Coach Brian Kelly and first-year running backs coach Lance Taylor like what they are seeing from Armstrong and Jones, who not only have shared the snaps as the solo running back in offensive coordinator Chip Long's spread formations, but sometimes find themselves together or sharing the field in multi-back schemes.
"They are a load and they are a handful," Kelly said. "Jafar tends to want a big play all the time. He's (become) a physical presence. His ability to pass protect and catch the football mirrors what Tony can do. ... Both of them together make a fine tandem."
True freshman Kyren Williams, an early enrollee from St. Louis who went through spring drills, has received some first-team looks this preseason as have sophomores Jahmir Smith and C'Bo Flemister, who were redshirted last season. Long is using all of them in formations that will try and offset the losses of tight end Cole Kmet and wide receiver Michael Young, both on the mend from broken collarbones.
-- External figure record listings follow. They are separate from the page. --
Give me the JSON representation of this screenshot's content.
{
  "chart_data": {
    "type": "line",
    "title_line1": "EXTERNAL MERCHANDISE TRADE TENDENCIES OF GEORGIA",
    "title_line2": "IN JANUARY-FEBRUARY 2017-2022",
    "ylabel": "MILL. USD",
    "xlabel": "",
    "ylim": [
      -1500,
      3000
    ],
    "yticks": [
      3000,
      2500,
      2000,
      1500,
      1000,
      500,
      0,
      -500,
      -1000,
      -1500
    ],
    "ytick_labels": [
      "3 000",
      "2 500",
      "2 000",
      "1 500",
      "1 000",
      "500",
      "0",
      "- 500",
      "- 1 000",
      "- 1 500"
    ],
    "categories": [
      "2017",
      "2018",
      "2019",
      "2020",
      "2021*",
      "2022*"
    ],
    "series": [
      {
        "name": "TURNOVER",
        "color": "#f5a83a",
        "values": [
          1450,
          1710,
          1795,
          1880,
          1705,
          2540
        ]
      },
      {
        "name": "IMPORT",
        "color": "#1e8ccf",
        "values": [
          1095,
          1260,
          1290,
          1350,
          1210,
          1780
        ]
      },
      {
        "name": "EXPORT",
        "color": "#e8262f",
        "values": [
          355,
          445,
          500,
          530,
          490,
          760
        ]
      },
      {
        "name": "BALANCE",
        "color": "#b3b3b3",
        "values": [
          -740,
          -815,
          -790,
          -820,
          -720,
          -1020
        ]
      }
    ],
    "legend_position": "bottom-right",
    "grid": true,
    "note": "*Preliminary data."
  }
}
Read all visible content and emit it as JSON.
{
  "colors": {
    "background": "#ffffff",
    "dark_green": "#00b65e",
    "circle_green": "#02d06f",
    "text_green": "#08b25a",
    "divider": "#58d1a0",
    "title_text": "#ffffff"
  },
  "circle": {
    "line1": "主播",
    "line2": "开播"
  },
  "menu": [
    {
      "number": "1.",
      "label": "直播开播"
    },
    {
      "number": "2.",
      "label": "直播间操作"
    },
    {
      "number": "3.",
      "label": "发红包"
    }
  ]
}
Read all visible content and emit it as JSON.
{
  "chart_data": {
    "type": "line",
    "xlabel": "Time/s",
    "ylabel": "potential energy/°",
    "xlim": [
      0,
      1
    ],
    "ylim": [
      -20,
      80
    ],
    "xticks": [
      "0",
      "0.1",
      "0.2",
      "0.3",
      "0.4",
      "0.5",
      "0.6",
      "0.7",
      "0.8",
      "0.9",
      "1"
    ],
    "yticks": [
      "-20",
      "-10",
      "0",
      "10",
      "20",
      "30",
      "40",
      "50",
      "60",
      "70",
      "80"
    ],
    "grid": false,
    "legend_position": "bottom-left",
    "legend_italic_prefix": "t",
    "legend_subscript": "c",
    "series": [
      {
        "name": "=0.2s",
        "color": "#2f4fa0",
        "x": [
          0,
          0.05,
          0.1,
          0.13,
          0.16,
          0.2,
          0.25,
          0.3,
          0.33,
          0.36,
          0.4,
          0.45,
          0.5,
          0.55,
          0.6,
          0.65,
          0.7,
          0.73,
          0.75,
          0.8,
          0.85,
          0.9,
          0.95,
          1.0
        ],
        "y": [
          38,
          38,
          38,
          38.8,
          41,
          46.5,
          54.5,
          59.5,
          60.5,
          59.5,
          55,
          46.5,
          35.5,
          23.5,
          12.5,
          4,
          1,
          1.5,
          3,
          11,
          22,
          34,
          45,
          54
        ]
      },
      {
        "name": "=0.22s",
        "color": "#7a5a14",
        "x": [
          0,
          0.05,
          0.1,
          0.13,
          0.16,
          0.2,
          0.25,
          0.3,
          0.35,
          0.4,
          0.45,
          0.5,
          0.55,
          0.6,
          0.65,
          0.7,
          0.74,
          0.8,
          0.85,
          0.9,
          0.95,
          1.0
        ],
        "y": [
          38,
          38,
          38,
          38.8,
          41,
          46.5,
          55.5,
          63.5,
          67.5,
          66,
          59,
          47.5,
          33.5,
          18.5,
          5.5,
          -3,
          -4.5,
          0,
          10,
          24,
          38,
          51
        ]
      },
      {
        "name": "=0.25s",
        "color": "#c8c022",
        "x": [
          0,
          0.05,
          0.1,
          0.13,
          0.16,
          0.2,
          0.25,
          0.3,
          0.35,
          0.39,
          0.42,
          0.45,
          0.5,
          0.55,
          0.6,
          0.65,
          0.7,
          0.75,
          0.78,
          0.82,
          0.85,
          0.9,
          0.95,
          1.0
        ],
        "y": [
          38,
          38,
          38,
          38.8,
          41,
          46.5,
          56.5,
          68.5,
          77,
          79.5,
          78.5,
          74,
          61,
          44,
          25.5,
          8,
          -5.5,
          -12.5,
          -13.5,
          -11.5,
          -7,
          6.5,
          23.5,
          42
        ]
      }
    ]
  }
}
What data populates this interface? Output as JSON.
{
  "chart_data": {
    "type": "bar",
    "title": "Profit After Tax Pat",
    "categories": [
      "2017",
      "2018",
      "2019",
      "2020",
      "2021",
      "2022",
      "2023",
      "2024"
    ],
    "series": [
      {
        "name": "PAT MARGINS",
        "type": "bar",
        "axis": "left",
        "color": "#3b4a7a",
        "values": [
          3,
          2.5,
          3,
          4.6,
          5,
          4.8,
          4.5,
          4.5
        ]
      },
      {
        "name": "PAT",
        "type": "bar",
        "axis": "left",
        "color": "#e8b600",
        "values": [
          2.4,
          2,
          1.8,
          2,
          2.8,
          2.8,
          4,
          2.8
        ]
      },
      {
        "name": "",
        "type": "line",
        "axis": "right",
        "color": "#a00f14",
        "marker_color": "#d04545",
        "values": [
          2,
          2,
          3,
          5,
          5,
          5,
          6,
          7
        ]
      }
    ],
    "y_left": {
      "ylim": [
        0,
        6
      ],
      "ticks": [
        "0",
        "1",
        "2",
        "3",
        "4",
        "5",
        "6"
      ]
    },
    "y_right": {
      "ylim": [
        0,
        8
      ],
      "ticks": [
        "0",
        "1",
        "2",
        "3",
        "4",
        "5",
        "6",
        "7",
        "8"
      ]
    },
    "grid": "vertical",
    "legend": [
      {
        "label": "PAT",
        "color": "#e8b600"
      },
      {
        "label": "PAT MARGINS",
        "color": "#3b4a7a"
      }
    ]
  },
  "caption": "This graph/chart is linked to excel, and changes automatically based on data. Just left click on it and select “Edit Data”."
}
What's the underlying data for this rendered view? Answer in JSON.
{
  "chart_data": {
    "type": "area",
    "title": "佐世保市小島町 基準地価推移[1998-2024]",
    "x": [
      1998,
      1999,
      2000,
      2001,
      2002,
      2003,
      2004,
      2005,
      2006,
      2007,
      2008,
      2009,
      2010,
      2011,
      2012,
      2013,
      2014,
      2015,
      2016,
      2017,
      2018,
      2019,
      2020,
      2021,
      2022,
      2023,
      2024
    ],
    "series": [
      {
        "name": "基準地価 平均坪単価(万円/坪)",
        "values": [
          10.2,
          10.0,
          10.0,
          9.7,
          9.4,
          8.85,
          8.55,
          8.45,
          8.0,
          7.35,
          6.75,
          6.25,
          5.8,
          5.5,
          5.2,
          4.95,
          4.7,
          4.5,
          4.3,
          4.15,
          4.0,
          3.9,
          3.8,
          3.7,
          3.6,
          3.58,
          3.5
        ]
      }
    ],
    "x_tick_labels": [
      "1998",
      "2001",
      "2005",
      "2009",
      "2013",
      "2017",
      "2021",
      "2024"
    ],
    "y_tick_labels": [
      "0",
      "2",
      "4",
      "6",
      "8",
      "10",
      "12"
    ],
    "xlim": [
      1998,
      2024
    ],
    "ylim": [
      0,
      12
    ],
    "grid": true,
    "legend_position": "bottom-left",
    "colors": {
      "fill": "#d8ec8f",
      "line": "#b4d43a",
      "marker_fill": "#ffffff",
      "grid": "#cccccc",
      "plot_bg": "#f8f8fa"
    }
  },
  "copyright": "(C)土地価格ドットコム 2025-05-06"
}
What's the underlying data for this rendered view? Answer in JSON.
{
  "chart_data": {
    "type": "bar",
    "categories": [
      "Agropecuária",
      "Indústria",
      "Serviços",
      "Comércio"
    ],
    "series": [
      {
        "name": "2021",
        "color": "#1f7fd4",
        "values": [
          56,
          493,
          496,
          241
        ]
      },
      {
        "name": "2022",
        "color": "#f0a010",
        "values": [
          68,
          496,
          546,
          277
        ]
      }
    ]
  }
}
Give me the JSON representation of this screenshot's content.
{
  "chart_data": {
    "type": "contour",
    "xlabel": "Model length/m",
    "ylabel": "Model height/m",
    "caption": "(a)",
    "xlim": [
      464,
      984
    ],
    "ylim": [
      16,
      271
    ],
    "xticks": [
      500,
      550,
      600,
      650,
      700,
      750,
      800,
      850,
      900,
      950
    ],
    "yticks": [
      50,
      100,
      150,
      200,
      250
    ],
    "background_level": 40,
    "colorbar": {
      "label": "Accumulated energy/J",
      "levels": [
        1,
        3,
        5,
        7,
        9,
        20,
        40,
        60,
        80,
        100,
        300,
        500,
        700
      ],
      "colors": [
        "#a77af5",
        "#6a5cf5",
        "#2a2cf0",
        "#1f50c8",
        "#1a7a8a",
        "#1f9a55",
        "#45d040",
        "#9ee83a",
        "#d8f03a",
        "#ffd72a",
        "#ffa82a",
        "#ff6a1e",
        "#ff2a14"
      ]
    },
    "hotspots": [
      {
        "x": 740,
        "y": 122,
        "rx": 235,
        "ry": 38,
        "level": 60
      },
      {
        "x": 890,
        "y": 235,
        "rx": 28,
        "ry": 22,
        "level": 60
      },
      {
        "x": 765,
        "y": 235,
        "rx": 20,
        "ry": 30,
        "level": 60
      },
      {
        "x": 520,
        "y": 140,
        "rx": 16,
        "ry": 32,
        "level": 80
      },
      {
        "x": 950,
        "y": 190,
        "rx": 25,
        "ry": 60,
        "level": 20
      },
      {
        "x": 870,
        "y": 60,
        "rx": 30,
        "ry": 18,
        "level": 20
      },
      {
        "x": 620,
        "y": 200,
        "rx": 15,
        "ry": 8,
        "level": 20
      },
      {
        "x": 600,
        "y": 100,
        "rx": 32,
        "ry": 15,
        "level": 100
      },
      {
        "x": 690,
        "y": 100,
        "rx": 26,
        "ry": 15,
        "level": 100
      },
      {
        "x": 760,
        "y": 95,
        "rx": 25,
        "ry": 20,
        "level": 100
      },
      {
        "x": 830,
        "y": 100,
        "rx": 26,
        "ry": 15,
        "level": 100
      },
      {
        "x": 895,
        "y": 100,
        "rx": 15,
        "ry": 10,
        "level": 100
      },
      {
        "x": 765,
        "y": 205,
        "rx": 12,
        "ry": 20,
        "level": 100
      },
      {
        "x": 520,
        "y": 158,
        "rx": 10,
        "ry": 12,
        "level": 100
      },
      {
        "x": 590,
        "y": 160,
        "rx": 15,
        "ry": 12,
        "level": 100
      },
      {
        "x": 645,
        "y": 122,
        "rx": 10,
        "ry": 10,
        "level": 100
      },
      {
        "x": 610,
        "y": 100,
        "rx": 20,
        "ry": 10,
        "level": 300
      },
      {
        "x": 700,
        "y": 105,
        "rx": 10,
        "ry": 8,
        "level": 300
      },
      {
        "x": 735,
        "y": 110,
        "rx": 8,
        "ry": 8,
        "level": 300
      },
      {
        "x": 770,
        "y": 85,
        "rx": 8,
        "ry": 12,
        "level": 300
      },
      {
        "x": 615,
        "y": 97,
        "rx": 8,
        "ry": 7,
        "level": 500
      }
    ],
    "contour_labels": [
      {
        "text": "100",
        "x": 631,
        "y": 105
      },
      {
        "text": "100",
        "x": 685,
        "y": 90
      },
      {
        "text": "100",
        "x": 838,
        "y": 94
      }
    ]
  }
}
Taylor, whose father played for Paul "Bear" Bryant at Alabama, played wide receiver for the Crimson Tide, where he first came under the influence of current Clemson coach Dabo Swinney. He then started his coaching career as a Crimson Tide grad assistant for Nick Saban. Turner came to Notre Dame from the Carolina Panthers where he coached wide receivers after serving time as running backs coach at Stanford under David Shaw and tutoring all-purpose All-American running backs Christian McCaffrey and Bryce Love.
"Both Jafar and Tony have different strengths that complement each other," Taylor said. "The young guys — Jahmir, C'Bo and Kyren — have taken turns making plays when the football has found them. One of the things we stressed is be explosive and have playmaking ability — win 1-on-1 matchups, run through arm tackles and finish in the end zone."
Notre Dame opens the season at Louisville on Sept. 2.